2 hours, either back to back or across 2 days, is special.  That's when the sensation of "I'm getting significantly better" happens.  The beauty of that being it's very motivating!

 Not 2 hours of kinda messing around, but 2 hours of something specific, applied repetition. A guitar solo, a specific chord change.   It can be just a simple song with open chords.  Play that song over and over for 2 hours, the next day you will definitely feel you're technically much better.

 There is zero ways around it.  YOU WILL FEEL AND KNOW YOU'RE BETTER.  Repetition is simultaneously the easiest and most difficult thing in the world.

 Most people have not done anything very specifically skilled, constantly focused, for more than a minute at a time.  These days maybe not even that long.  Play something very specifically for 2 hours - your muscles will be stretched out, you will have developed a muscle memory, you will have crossed a boundary where what you're doing takes very little mental effort and is becoming ingrained.

 You will be stronger the next day. You will be able to retrieve the muscle memory faster.  You will reach the satori-state faster.  You will be able to focus your effort faster, compounding gains.  Maintain an hour a day and that in itself becomes compounded.


3 hours plus: the land of the professional...

 I won't lie. I think each hour past 2 has a modifier of about a ... 20% reduction in practical gain in ability.

 What happens here is the mental wielding of concepts and phrases, exploring combinations and marking down, mentally, the results.  While you don't get as much physically I think from 3,4,5 hours of practice as you do out of the first 2, what you gain is in mental manipulation of your acquired skill set.  It's where "sounds" start getting labels based on experience.  It's the land of memorization and mental agility.

 Practice that Eric Clapton solo for 2 hours with the song.  In the 3rd hour you're not going to get physically better, but your "situational awareness" changes.  You can relax for starters, and you can contemplate how what you're doing fits in with the whole in a proper way.  You can listen to the pick attack, the nuance of the vibrato and bending, the amp sound.

 At 3 hours you're committing it to memory.  5 years later it might take you a moment to refresh your recollection of how to do it, cobwebby, but it will be there.
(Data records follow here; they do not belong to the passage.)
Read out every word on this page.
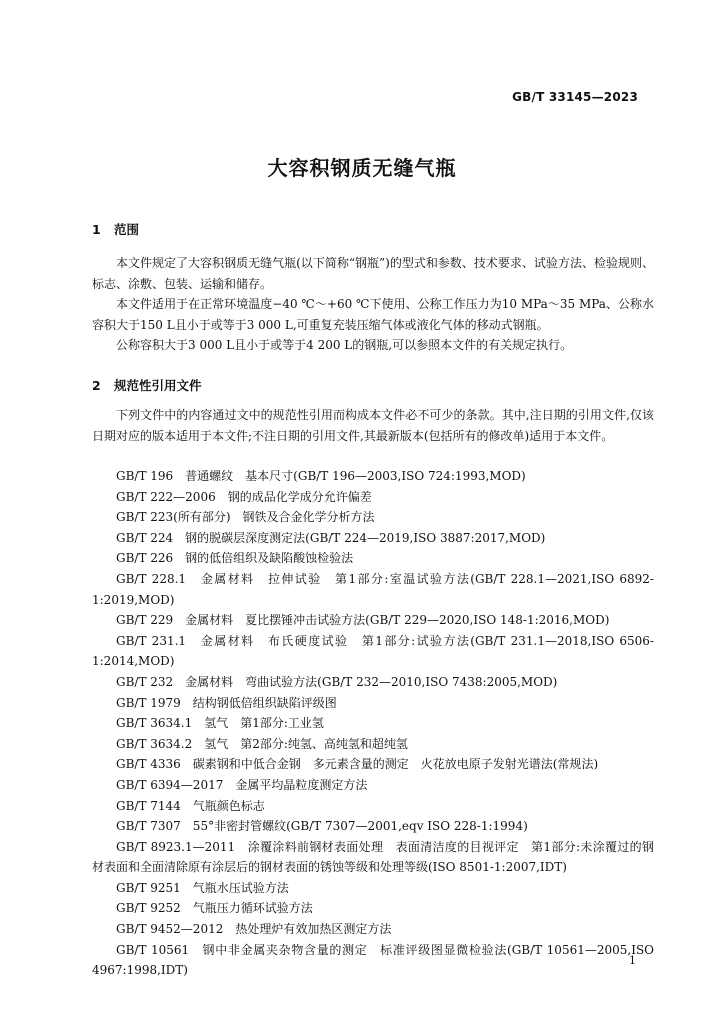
GB/T 33145—2023
大容积钢质无缝气瓶
1 范围

本文件规定了大容积钢质无缝气瓶(以下简称“钢瓶”)的型式和参数、技术要求、试验方法、检验规则、标志、涂敷、包装、运输和储存。

本文件适用于在正常环境温度−40 ℃～+60 ℃下使用、公称工作压力为10 MPa～35 MPa、公称水容积大于150 L且小于或等于3 000 L,可重复充装压缩气体或液化气体的移动式钢瓶。

公称容积大于3 000 L且小于或等于4 200 L的钢瓶,可以参照本文件的有关规定执行。

2 规范性引用文件

下列文件中的内容通过文中的规范性引用而构成本文件必不可少的条款。其中,注日期的引用文件,仅该日期对应的版本适用于本文件;不注日期的引用文件,其最新版本(包括所有的修改单)适用于本文件。

GB/T 196　普通螺纹　基本尺寸(GB/T 196—2003,ISO 724:1993,MOD)

GB/T 222—2006　钢的成品化学成分允许偏差

GB/T 223(所有部分)　钢铁及合金化学分析方法

GB/T 224　钢的脱碳层深度测定法(GB/T 224—2019,ISO 3887:2017,MOD)

GB/T 226　钢的低倍组织及缺陷酸蚀检验法

GB/T 228.1　金属材料　拉伸试验　第1部分:室温试验方法(GB/T 228.1—2021,ISO 6892-1:2019,MOD)

GB/T 229　金属材料　夏比摆锤冲击试验方法(GB/T 229—2020,ISO 148-1:2016,MOD)

GB/T 231.1　金属材料　布氏硬度试验　第1部分:试验方法(GB/T 231.1—2018,ISO 6506-1:2014,MOD)

GB/T 232　金属材料　弯曲试验方法(GB/T 232—2010,ISO 7438:2005,MOD)

GB/T 1979　结构钢低倍组织缺陷评级图

GB/T 3634.1　氢气　第1部分:工业氢

GB/T 3634.2　氢气　第2部分:纯氢、高纯氢和超纯氢

GB/T 4336　碳素钢和中低合金钢　多元素含量的测定　火花放电原子发射光谱法(常规法)

GB/T 6394—2017　金属平均晶粒度测定方法

GB/T 7144　气瓶颜色标志

GB/T 7307　55°非密封管螺纹(GB/T 7307—2001,eqv ISO 228-1:1994)

GB/T 8923.1—2011　涂覆涂料前钢材表面处理　表面清洁度的目视评定　第1部分:未涂覆过的钢材表面和全面清除原有涂层后的钢材表面的锈蚀等级和处理等级(ISO 8501-1:2007,IDT)

GB/T 9251　气瓶水压试验方法

GB/T 9252　气瓶压力循环试验方法

GB/T 9452—2012　热处理炉有效加热区测定方法

GB/T 10561　钢中非金属夹杂物含量的测定　标准评级图显微检验法(GB/T 10561—2005,ISO 4967:1998,IDT)

1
 Has the reader ever sat down and played the same song for 3 hours?  Honestly?  I'm guessing probably not.  The difference in being able to scratch through playing something, and having COMMAND of it, is in this. It's difficult practicing out past the point of "I'm pretty sure I have this", but going further is what makes someone a pro. 


 All of the above time spans are referenced to one day.  It's just the way it is, you can't get around it.  15 minutes, 30, an hour, 2 hours - that's what happens.  The great thing is that the above is FREE.  It doesn't cost you anything to do, and if you can get to each of those landmarks you'll gain something that is literally applicable to any other skill.

 Back to Gladwell: I believe his assessment is generally true.  You CAN be a "master" on guitar in around 10,000 hours.  Whether you do that at a rate of 8 hours a day or 30 minutes at a time.  In other words, you may as well strive for it - mastering an instrument before you die is better than not, right?  You can do it slow or fast, but it's predicated upon those 10,000 hours accumulating under the above parameters.